My DD has ASD - she was non-verbal for years. I also have a narcisstic and found she was even less verbal around her. Suggest you tell her she isn’t coming (get her name removed from the approved invitees list at the centre & explain why so she can’t go anyway and mess things up for you) and focus on you and your child.

This is about what’s best for your child. Don’t take any bullshit and cut her off if you have to. I cut Mum off for years as I just didn’t trust her around DD.

Jongleterre · 20/07/2023 12:10

Fuck everyone who makes you feel like you aren't good enough.

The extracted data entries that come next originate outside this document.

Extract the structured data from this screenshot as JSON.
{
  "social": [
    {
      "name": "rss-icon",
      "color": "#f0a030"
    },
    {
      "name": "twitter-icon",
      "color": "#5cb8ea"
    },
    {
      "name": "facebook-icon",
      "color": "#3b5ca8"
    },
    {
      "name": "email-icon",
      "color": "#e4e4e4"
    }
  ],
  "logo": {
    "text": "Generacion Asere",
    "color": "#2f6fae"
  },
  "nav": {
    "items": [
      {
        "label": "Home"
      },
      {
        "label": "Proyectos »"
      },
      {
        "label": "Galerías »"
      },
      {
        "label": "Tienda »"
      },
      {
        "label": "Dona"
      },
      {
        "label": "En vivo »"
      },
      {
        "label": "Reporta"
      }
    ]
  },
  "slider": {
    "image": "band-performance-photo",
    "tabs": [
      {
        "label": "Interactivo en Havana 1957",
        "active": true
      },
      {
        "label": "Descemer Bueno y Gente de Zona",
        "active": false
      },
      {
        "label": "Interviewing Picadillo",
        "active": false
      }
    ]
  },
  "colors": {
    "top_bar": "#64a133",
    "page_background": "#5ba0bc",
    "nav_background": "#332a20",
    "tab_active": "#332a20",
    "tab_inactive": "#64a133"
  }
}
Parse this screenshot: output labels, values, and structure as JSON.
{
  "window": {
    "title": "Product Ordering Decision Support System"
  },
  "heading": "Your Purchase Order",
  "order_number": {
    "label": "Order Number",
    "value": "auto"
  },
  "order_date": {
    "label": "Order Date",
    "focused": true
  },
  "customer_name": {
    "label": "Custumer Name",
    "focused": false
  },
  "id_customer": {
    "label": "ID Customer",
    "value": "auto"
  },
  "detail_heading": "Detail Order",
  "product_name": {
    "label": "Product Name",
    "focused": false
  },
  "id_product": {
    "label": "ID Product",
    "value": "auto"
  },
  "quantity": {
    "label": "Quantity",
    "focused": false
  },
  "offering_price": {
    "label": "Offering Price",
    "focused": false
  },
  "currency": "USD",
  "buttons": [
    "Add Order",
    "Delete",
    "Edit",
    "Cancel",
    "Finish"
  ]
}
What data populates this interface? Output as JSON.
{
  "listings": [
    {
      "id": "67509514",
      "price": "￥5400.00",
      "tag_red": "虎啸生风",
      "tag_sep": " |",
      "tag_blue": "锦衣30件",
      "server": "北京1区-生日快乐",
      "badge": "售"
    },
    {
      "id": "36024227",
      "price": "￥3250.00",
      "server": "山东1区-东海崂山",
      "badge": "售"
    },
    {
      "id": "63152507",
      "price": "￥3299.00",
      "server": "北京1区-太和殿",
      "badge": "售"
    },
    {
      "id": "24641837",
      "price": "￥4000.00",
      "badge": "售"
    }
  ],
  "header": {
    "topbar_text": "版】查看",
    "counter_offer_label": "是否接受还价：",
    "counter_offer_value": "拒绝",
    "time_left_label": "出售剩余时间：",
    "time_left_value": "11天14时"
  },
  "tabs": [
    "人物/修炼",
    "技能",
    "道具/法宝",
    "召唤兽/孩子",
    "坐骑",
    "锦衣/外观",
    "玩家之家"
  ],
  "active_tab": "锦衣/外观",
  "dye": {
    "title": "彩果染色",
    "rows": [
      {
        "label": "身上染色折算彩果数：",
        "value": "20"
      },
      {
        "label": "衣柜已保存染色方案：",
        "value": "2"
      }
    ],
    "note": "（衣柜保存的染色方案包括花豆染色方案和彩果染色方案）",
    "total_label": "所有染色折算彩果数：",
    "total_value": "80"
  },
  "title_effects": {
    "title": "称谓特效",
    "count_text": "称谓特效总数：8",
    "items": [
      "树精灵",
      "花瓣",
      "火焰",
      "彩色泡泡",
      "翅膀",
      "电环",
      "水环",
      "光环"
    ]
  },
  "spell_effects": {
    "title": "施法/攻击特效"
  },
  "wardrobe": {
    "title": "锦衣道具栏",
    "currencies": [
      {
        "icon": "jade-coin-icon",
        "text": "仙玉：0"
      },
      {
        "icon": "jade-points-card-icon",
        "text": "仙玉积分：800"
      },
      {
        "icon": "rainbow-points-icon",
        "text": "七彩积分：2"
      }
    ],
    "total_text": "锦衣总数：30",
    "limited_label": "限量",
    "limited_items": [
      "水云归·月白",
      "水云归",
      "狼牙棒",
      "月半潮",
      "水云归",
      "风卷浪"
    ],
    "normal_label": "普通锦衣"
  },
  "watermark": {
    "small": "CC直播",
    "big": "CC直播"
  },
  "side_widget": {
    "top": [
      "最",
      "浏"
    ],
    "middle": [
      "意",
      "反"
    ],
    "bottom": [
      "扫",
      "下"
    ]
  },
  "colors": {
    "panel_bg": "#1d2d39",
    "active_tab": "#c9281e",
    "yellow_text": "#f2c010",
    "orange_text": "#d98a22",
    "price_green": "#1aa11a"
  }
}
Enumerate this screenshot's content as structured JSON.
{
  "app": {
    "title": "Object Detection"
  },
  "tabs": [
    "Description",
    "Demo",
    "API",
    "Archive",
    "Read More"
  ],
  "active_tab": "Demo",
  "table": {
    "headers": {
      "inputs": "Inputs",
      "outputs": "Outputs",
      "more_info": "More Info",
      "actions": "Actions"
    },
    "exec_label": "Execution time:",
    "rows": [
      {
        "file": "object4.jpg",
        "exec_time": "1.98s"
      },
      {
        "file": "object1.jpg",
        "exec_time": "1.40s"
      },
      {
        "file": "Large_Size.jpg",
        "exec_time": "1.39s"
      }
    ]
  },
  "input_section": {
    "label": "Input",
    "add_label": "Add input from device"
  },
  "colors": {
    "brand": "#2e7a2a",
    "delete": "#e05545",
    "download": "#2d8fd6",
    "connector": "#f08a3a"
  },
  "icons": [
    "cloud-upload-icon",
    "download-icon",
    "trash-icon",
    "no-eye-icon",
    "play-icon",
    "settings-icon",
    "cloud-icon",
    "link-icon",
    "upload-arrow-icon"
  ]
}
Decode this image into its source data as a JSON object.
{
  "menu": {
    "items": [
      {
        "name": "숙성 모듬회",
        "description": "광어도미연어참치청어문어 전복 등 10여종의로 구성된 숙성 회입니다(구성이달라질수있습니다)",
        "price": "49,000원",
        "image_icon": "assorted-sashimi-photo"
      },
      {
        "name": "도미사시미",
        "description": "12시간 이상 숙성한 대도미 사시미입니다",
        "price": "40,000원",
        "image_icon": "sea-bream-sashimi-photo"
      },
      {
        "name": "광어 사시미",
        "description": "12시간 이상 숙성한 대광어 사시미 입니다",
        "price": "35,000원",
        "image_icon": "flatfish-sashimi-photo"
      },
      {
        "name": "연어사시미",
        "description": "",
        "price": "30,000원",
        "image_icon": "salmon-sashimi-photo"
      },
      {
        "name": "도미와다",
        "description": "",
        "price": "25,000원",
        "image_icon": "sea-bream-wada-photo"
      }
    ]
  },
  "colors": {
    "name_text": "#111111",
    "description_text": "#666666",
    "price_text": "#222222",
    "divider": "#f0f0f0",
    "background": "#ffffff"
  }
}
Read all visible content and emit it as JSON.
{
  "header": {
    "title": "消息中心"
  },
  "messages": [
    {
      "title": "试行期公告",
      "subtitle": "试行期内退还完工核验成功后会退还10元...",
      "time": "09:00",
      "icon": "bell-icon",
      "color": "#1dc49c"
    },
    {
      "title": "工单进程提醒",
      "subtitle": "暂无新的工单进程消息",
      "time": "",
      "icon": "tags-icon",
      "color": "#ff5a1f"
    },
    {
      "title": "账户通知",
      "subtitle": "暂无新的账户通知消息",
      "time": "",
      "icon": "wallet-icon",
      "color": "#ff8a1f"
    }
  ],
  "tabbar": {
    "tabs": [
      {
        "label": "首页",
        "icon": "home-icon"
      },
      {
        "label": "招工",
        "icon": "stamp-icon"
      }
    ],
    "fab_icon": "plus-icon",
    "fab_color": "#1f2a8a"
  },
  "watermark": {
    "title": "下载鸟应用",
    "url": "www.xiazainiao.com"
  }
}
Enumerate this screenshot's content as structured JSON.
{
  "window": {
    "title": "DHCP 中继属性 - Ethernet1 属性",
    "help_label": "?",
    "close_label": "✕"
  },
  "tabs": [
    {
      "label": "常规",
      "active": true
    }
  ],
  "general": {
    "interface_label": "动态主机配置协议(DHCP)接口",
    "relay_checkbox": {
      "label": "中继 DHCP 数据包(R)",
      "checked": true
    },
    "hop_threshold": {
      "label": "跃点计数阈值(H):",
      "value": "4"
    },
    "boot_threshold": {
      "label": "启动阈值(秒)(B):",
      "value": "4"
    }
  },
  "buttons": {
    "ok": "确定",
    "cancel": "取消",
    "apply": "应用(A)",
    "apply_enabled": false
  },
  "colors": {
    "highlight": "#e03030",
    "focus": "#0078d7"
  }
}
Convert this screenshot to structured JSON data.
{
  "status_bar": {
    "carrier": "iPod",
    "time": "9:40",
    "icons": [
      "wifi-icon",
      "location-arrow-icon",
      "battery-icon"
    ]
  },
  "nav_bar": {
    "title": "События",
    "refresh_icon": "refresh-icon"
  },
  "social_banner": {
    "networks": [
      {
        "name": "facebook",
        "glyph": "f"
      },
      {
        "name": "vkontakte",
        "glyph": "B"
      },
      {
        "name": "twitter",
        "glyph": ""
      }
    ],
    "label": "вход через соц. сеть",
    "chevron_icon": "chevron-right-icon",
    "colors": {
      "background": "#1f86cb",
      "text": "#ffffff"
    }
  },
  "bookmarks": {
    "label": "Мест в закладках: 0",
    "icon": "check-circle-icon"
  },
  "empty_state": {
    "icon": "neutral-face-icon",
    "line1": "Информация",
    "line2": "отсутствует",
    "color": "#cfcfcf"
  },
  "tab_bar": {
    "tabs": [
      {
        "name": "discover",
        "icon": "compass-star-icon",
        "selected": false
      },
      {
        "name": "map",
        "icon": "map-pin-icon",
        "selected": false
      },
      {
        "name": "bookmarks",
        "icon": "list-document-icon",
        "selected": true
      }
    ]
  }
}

Print it out and keep it in your handbag or stick on your fridge as a reminder to stay strong and believe in yourself.

Jongleterre · 20/07/2023 12:12

You don't need her validation to say you're a good mother.

AthenaPopodopolous · 20/07/2023 12:13

I’m on your mums side. Go for the sake of your child or let your mum take him. He needs the play session so don’t let him miss it and listen to your mum. You should be better tomo hopefully but the kids needs to not miss this.

TheCatterall · 20/07/2023 12:47

I would t be allowing someone like this to take up head space.

she’s not healthy for you. Which in turn stresses you out with anticipation and worry - and which could trigger IBS.

I think you’d be healthier mentally and physically with much less of her in your life.

Forestfriendlygarden · 20/07/2023 13:04

anon666 · 08/06/2023 20:00

Your DM is the problem not you.

You have health issues yourself and you are caring for a high need child.

You need every bit of support and compassion you can get, not judgement and criticism.

💐

This

Rosejasmine · 05/10/2023 20:33

Oh god what awful behaviour. It would be good if she showed you a fraction of the care and concern that she is lavishing on her grandson, without dragging you down at the same time - how weird - you are her child…
You are suffering and she should step up and support you so that you can have the strength to do these things with you son when you are able. She should not not be fighting with you. She’s toxic, if I were you I’d cut contact for a while and explain why. She’s making your life stressful and your illness worse.

Pigeonqueen · 05/10/2023 20:36

Why on earth are you letting this horrible woman stay in your lives??? Cut her own. You wouldn’t treat a friend like this would you and she’s meant to be your Mum! 😳😳.

And don’t let her come to things with your son and you, it’s just about her taking over and being in control.